Below, we compare the estimated free energy profile (thermodynamics) for the different estimators. We observe * the MSM fails at the barrier and the right metastable state * WHAM (us only) captures well the left metastable state and the barrier * WHAM (us+md) fails for both metastable states * dTRAM and TRAM are in good agreement with the reference

fig, ax = plt.subplots()
ax.plot(reference[0, :], reference[1, :], linewidth=2, color='black', label="Reference")
ax.plot(centers[wham_1.active_set, 0], wham_1.free_energies, '-s', label="WHAM us")
ax.plot(centers[wham_2.active_set, 0], wham_2.free_energies, '-s', label="WHAM us+md")
ax.plot(centers[dtram.active_set, 0], dtram.free_energies, '-o', label="dTRAM us+md")
ax.plot(centers[tram_obj.active_set, 0], tram_obj.free_energies, '-^', label="TRAM us+md")
ax.plot(centers[msm.active_set, 0], -np.log(msm.stationary_distribution), '-d', label="MSM md")
ax.set_xlabel(r"$x$ / a.u.")
ax.set_ylabel(r"free energy / kT")
ax.set_ylim([2, 11])
ax.legend(loc=9, fancybox=True, framealpha=0.5)
<matplotlib.legend.Legend at 0x7f019b4655c0>
../_images/PyEMMA.thermo.estimate_umbrella_sampling_-_asymmetric_double_well_13_1.png

Now, we compare mean first passage times (MFPT, kinetics) for MSM, dTRAM, and TRAM; reference values are 370 \(\pm\) 30 steps and 2300 \(\pm\) 200 steps. We observe that dTRAM and TRAM are comparably close to the reference while the MSM is off (for the slow process) by a factor of two.

# Run PCCA to find metastable sets
msm.pcca(2)
dtram.msm.pcca(2)
tram_obj.msm.pcca(2)

# Print MFPTs
print("  MSM MFPT[red->green] = %6.0f steps" % msm.mfpt(msm.metastable_sets[0], msm.metastable_sets[1]))
print("  MSM MFPT[green->red] = %6.0f steps" % msm.mfpt(msm.metastable_sets[1], msm.metastable_sets[0]))
print("dTRAM MFPT[red->green] = %6.0f steps" % dtram.msm.mfpt(
        dtram.msm.metastable_sets[0], dtram.msm.metastable_sets[1]))
print("dTRAM MFPT[green->red] = %6.0f steps" % dtram.msm.mfpt(
        dtram.msm.metastable_sets[1], dtram.msm.metastable_sets[0]))
print(" TRAM MFPT[red->green] = %6.0f steps" % tram_obj.msm.mfpt(
        tram_obj.msm.metastable_sets[0], tram_obj.msm.metastable_sets[1]))
print(" TRAM MFPT[green->red] = %6.0f steps" % tram_obj.msm.mfpt(
        tram_obj.msm.metastable_sets[1], tram_obj.msm.metastable_sets[0]))

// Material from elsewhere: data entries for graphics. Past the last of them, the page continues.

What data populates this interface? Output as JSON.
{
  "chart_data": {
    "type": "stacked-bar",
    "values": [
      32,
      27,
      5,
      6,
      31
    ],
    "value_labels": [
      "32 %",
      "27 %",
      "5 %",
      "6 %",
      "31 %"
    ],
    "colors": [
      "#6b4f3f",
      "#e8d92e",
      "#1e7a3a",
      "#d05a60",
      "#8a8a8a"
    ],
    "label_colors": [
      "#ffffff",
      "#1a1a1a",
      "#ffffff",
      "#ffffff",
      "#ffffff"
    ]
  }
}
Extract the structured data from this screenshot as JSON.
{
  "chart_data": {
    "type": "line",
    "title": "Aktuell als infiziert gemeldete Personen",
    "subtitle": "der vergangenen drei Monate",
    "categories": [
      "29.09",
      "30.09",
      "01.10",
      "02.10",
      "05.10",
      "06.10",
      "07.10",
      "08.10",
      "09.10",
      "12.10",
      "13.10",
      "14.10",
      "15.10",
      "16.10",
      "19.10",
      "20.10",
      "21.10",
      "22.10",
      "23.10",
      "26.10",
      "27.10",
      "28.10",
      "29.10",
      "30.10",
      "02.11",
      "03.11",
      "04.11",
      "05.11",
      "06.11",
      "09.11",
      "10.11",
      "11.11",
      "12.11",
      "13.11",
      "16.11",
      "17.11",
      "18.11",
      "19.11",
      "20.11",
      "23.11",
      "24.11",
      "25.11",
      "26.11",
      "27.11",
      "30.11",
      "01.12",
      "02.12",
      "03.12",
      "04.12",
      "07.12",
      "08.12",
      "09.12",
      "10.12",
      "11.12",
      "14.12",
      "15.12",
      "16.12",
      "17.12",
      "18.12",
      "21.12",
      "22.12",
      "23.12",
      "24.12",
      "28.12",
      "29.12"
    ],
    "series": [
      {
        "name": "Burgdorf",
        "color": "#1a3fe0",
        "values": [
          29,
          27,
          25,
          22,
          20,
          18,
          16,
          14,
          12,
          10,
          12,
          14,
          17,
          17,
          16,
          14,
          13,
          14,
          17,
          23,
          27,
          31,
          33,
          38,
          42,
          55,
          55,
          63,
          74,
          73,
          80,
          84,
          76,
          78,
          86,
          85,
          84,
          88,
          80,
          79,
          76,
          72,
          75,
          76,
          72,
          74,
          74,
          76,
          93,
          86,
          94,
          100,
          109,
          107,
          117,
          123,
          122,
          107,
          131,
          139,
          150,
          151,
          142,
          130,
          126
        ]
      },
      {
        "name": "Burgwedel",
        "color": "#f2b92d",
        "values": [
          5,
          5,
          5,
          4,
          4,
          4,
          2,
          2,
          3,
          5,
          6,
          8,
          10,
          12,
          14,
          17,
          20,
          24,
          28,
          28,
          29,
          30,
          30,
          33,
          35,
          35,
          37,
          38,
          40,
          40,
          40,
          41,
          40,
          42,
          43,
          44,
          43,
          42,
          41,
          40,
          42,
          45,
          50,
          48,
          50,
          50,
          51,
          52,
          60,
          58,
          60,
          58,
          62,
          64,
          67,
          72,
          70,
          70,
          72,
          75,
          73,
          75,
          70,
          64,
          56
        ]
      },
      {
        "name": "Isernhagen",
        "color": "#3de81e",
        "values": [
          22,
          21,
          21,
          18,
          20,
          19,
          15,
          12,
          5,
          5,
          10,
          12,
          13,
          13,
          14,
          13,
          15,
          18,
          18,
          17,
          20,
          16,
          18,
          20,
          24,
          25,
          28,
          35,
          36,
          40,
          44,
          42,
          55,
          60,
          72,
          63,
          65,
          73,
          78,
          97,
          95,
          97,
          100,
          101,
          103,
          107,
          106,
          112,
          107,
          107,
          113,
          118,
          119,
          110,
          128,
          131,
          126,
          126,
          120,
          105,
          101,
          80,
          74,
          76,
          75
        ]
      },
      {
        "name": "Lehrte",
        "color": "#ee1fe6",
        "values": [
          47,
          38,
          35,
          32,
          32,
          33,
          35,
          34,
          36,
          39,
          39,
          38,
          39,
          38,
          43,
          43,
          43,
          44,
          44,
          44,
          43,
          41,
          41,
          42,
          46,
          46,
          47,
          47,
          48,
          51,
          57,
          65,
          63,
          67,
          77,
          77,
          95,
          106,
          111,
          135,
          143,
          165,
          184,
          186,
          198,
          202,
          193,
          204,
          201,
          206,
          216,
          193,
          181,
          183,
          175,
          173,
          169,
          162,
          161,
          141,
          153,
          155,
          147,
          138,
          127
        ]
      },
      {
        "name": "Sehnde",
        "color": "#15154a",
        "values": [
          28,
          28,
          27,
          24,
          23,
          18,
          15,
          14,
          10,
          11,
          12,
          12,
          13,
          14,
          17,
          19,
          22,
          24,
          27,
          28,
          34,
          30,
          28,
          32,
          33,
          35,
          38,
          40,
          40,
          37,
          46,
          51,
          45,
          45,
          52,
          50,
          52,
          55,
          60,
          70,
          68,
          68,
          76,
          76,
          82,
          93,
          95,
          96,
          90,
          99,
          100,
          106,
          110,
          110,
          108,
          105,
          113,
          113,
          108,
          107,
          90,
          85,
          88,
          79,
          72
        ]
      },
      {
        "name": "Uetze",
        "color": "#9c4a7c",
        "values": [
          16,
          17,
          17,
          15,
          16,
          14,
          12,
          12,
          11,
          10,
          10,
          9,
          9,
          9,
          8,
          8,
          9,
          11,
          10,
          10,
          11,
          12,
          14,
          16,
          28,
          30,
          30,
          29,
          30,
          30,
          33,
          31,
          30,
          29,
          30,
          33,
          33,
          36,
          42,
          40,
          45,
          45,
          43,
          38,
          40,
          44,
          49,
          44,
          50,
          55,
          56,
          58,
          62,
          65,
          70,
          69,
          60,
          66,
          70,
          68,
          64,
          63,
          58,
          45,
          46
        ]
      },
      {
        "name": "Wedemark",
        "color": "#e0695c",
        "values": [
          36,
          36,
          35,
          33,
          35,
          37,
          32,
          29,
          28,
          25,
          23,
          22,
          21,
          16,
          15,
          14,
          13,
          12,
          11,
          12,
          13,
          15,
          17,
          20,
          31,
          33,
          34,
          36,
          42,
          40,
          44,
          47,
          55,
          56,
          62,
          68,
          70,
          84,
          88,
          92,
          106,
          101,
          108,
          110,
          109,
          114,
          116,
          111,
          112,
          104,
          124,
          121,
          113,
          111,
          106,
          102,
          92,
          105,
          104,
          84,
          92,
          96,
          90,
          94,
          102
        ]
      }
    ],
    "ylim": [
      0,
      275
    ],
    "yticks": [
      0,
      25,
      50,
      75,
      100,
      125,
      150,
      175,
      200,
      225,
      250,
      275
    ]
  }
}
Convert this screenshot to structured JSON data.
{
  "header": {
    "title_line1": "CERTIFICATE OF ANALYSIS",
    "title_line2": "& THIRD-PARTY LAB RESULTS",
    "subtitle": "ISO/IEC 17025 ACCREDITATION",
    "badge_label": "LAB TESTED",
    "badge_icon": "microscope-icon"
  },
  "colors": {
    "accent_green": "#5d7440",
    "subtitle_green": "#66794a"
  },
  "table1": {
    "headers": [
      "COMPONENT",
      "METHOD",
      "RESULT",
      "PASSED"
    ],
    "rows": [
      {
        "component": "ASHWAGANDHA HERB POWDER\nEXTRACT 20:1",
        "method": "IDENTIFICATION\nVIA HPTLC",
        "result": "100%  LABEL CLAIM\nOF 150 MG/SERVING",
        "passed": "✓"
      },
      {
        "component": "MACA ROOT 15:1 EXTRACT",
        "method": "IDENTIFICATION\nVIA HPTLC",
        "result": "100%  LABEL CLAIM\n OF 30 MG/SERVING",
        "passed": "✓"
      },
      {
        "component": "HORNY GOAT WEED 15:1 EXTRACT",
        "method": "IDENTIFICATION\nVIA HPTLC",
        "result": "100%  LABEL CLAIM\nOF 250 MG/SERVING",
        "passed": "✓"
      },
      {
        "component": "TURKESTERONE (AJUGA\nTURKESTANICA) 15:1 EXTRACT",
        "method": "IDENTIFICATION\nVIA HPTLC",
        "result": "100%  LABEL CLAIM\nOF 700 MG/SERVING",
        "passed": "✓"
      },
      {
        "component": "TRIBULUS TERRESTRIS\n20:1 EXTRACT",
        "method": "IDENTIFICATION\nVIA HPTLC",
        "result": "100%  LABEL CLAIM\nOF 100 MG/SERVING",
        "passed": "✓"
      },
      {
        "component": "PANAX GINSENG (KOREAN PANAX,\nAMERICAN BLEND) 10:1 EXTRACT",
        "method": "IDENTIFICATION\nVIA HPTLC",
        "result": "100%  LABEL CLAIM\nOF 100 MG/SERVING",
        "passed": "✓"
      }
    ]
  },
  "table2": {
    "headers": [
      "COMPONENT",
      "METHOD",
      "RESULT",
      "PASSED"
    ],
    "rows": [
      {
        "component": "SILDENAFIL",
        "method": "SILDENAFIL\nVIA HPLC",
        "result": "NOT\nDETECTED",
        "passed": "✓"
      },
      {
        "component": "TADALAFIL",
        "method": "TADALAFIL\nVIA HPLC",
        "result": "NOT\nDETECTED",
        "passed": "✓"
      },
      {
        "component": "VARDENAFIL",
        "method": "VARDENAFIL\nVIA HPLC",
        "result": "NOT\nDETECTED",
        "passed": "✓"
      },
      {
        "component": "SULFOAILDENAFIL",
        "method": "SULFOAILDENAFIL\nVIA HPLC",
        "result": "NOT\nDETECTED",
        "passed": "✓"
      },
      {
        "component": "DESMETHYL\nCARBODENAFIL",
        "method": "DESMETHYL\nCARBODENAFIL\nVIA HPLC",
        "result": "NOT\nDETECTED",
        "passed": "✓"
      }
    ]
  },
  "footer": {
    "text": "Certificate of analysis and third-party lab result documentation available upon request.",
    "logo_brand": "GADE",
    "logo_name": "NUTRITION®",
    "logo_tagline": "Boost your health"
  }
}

# Plot the free energy profile with color-coded metastable assignment
fig, ax = plt.subplots()
ax.plot(reference[0, :], reference[1, :], linewidth=2, color='black', label="Reference")
ax.scatter(
    centers[msm.active_set, 0], -np.log(msm.stationary_distribution),
    c=msm.metastable_assignments, cmap=mpl.cm.prism, s=80, label='MSM', marker='d')
ax.scatter(
    centers[dtram.msm.active_set, 0], dtram.f_full_state[dtram.msm.active_set],
    c=dtram.msm.metastable_assignments, cmap=mpl.cm.prism, s=80, label='dTRAM')
ax.scatter(
    centers[tram_obj.msm.active_set, 0], tram_obj.f_full_state[tram_obj.msm.active_set],
    c=tram_obj.msm.metastable_assignments, cmap=mpl.cm.prism, s=80, marker='^', label='TRAM')
ax.set_xlabel(r"$x$ / a.u.")
ax.set_ylabel(r"free energy / kT")
ax.legend(loc=4)
ax.set_ylim([1, 9])
(1, 9)
../_images/PyEMMA.thermo.estimate_umbrella_sampling_-_asymmetric_double_well_15_2.png

Conclusion

This notebook illustrates how we can use PyEMMA’s thermo package to analyze umbrella sampling and unbiased simulations. We have learned how to

  • invoke the pyemma.thermo.estimate_umbrella_sampling() API function,
  • specify a certain estimator (WHAM, dTRAM, or TRAM)
  • visualize implied timescales for arbitraty thermodynamic states
  • visualize the convergence behaviour of an MEMM estimation
  • access thermodynamic and kinetic information

We have also seen that transition-based reweighting of mixed biased and unbiased data outperforms traditional approaches.